At just 15 years old, Teyana Taylor began a vibrant career in the entertainment industry. A multitalented force – singer/songwriter, actress, model, director, and choreographer, Taylor continues to evolve her artistry. Her latest LP, The Album, is an impressive compilation of intimate, raw songs which span different genres and themes.
At 23 tracks, The Album embodies Taylor’s newfound creative freedom. Feeling stifled creatively when recording previous albums, Taylor intentionally included many tracks on this project, making the end result all the more personal and reflective of her vision. With live performances in mind, Taylor curated The Album track list as one she can perform from start to finish in concert. The Album can be listened to in five sections which Taylor refers to as “studios”; A, L, B, U, and M. It’s best to listen to the project in this way as it makes the 23 tracks more digestible.
The Album is an intimate, highly sexual, personal project. “Intro” is a powerful piece which sets the tone for the record. Taylor features her husband’s 911 phone call during her unexpected birth of their daughter at home. It’s a moving recording – listeners can hear the raw emotion in her husband’s voice and feel the urgency of the moment. The track “Wake Up Love,” and its accompanying video, convey Taylor’s deep admiration and appreciation for her husband Iman Shumpert, who is featured on the track. Allstar features and samples are abundant on the record including Rick Ross, R&B legend Erykah Badu, Quavo, Kehlani, Missy Elliott, Future, DaVido, Big Sean, King Combs, and the iconic Ms. Lauryn Hill.
Other stand out tracks include “Killa,” Lowkey,” “Lose Each Other,” “Still,” “How You Want It?,” and “Made It.” Genres explored on The Album include R&B, pop, reggae, rap, hip hop, and neo-soul. At its best, The Album makes listeners want to indulge in a lover, dance with the tracks on full volume, and reflect on past loves and one’s current life choices.
Songs featured in the “L” studio center around lust. These themes are extremely prominent on tracks like “Morning,” a steamy, passionate song with Kehlani, and “69” (an obvious reference to sex). In contrast, “Lose Each Other” is the only ballad of its kind on The Album, and it is a powerful one. Taylor sings about the grey area many lovers find themselves in – when a relationship seemingly ends but feelings are still present. “We don’t have to lose each other/we can be still friends if you want it… I’ll still go see your mother/I’ll still check up on your brother/I meant it when I said I loved you/And love just don’t go away,” Taylor expresses. It’s refreshing to hear Taylor sing about this stage of a relationship amidst many hot and heavy songs on the project.

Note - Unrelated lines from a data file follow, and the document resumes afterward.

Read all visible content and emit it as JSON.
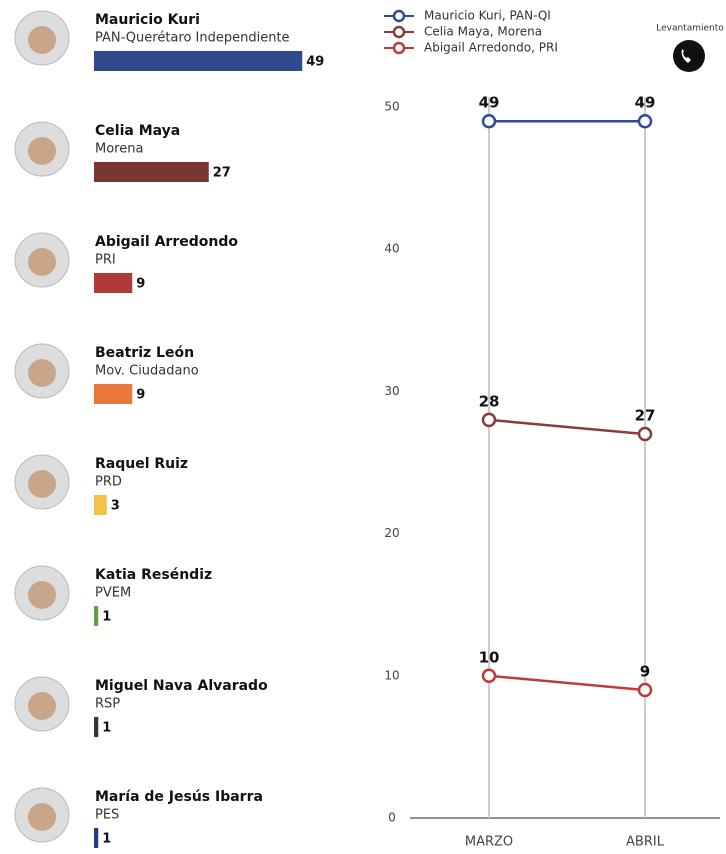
{
  "chart_data": [
    {
      "type": "hbar",
      "categories": [
        "Mauricio Kuri",
        "Celia Maya",
        "Abigail Arredondo",
        "Beatriz León",
        "Raquel Ruiz",
        "Katia Reséndiz",
        "Miguel Nava Alvarado",
        "María de Jesús Ibarra"
      ],
      "parties": [
        "PAN-Querétaro Independiente",
        "Morena",
        "PRI",
        "Mov. Ciudadano",
        "PRD",
        "PVEM",
        "RSP",
        "PES"
      ],
      "values": [
        49,
        27,
        9,
        9,
        3,
        1,
        1,
        1
      ],
      "colors": [
        "#2e4a8a",
        "#7b3535",
        "#b03a3a",
        "#e8773a",
        "#f3c04a",
        "#6a9a4a",
        "#333333",
        "#2a3a80"
      ]
    },
    {
      "type": "line",
      "categories": [
        "MARZO",
        "ABRIL"
      ],
      "series": [
        {
          "name": "Mauricio Kuri, PAN-QI",
          "color": "#2e4a9a",
          "values": [
            49,
            49
          ]
        },
        {
          "name": "Celia Maya, Morena",
          "color": "#8a3a3a",
          "values": [
            28,
            27
          ]
        },
        {
          "name": "Abigail Arredondo, PRI",
          "color": "#c03a3a",
          "values": [
            10,
            9
          ]
        }
      ],
      "ylim": [
        0,
        50
      ],
      "yticks": [
        0,
        10,
        20,
        30,
        40,
        50
      ],
      "grid": true
    }
  ],
  "header": {
    "label": "Levantamiento"
  }
}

Although much of the project isn’t groundbreaking in terms of new sounds, as Taylor is clearly influenced by past and present R&B greats, her willingness to explore a multitude of genres makes The Album uniquely hers. It helps that Taylor’s voice is rich and melodic – each song is full of warm tones and, overall, the project is incredibly enjoyable and easy to listen to. Taylor’s increased creative input is apparent and The Album, released on Juneteenth, invites celebration of what it means to be Black and the beauty Black women possess.